Ia menegaskan pentingnya menjunjung tinggi kedaulatan serta integritas wilayah setiap negara sesuai hukum internasional dan prinsip-prinsip dalam Piagam Perserikatan Bangsa-Bangsa.
"Saya juga menyampaikan dukungan berkelanjutan Indonesia untuk de-eskalasi dan menyerukan kepada semua pihak untuk menahan diri secara maksimal," ujarnya.
Bahas Upaya Meredakan Konflik
Melalui akun X Kementerian Luar Negeri Arab Saudi disebutkan bahwa Menlu Faisal menerima panggilan telepon dari Menlu Republik Indonesia.
Dalam percakapan tersebut kedua pihak membahas perkembangan terbaru di kawasan Timur Tengah serta berbagai upaya yang sedang dilakukan untuk meredakan konflik.
Indonesia Siap Fasilitasi Dialog
Eskalasi konflik terjadi setelah Amerika Serikat dan Israel pada Sabtu melancarkan serangan gabungan ke Iran, termasuk ke ibu kota Teheran.
Serangan tersebut menyebabkan kerusakan infrastruktur dan korban jiwa, termasuk Pemimpin Tertinggi Iran Ali Khamenei.
Iran kemudian membalas dengan meluncurkan serangan drone dan rudal ke Israel serta ke aset-aset Amerika Serikat di sejumlah negara kawasan Teluk.

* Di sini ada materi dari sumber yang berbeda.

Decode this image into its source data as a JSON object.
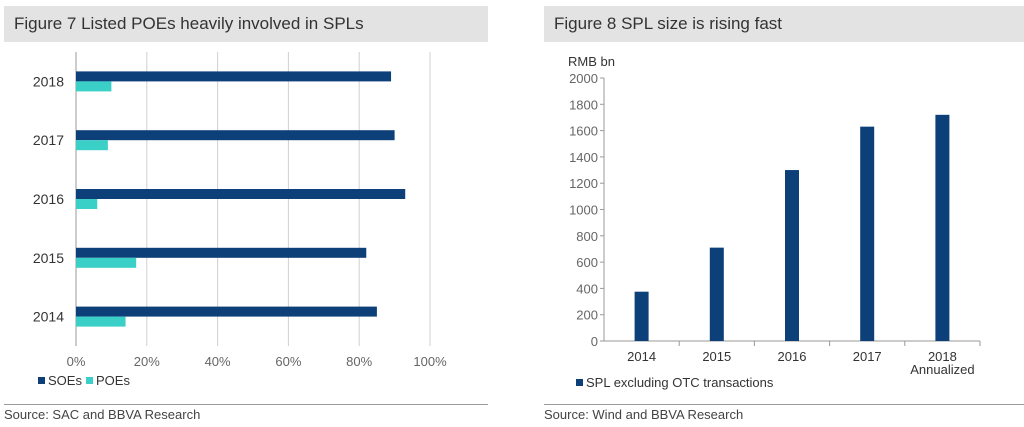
{
  "left": {
    "title": "Figure 7 Listed POEs heavily involved in SPLs",
    "source": "Source: SAC and BBVA Research"
  },
  "right": {
    "title": "Figure 8 SPL size is rising fast",
    "source": "Source: Wind and BBVA Research"
  },
  "colors": {
    "navy": "#0d3f79",
    "teal": "#3ad0c8",
    "grid": "#d0d0d0",
    "axis": "#999999"
  },
  "chart_data": [
    {
      "type": "bar",
      "orientation": "horizontal",
      "categories": [
        "2018",
        "2017",
        "2016",
        "2015",
        "2014"
      ],
      "series": [
        {
          "name": "SOEs",
          "values": [
            89,
            90,
            93,
            82,
            85
          ],
          "color": "#0d3f79"
        },
        {
          "name": "POEs",
          "values": [
            10,
            9,
            6,
            17,
            14
          ],
          "color": "#3ad0c8"
        }
      ],
      "xlim": [
        0,
        100
      ],
      "xticks": [
        "0%",
        "20%",
        "40%",
        "60%",
        "80%",
        "100%"
      ],
      "grid": true,
      "legend": "bottom-left"
    },
    {
      "type": "bar",
      "categories": [
        "2014",
        "2015",
        "2016",
        "2017",
        "2018\nAnnualized"
      ],
      "series": [
        {
          "name": "SPL excluding OTC transactions",
          "values": [
            375,
            710,
            1300,
            1630,
            1720
          ],
          "color": "#0d3f79"
        }
      ],
      "ylabel": "RMB bn",
      "ylim": [
        0,
        2000
      ],
      "yticks": [
        "0",
        "200",
        "400",
        "600",
        "800",
        "1000",
        "1200",
        "1400",
        "1600",
        "1800",
        "2000"
      ],
      "grid": false,
      "legend": "bottom-left"
    }
  ]
}
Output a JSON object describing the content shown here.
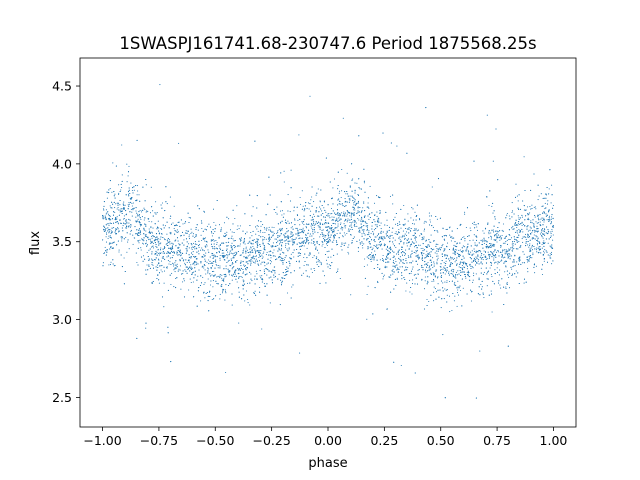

Menanggapi perkembangan tersebut, Indonesia menyerukan penghentian segera permusuhan dan menyatakan kesiapan untuk memfasilitasi dialog guna mengembalikan kondisi kawasan yang kondusif.
Melalui pernyataan resmi di platform X pada Sabtu, Kementerian Luar Negeri Republik Indonesia menyampaikan bahwa Presiden Prabowo Subianto bersedia berangkat ke Teheran untuk melakukan mediasi apabila disetujui oleh pihak-pihak yang bertikai.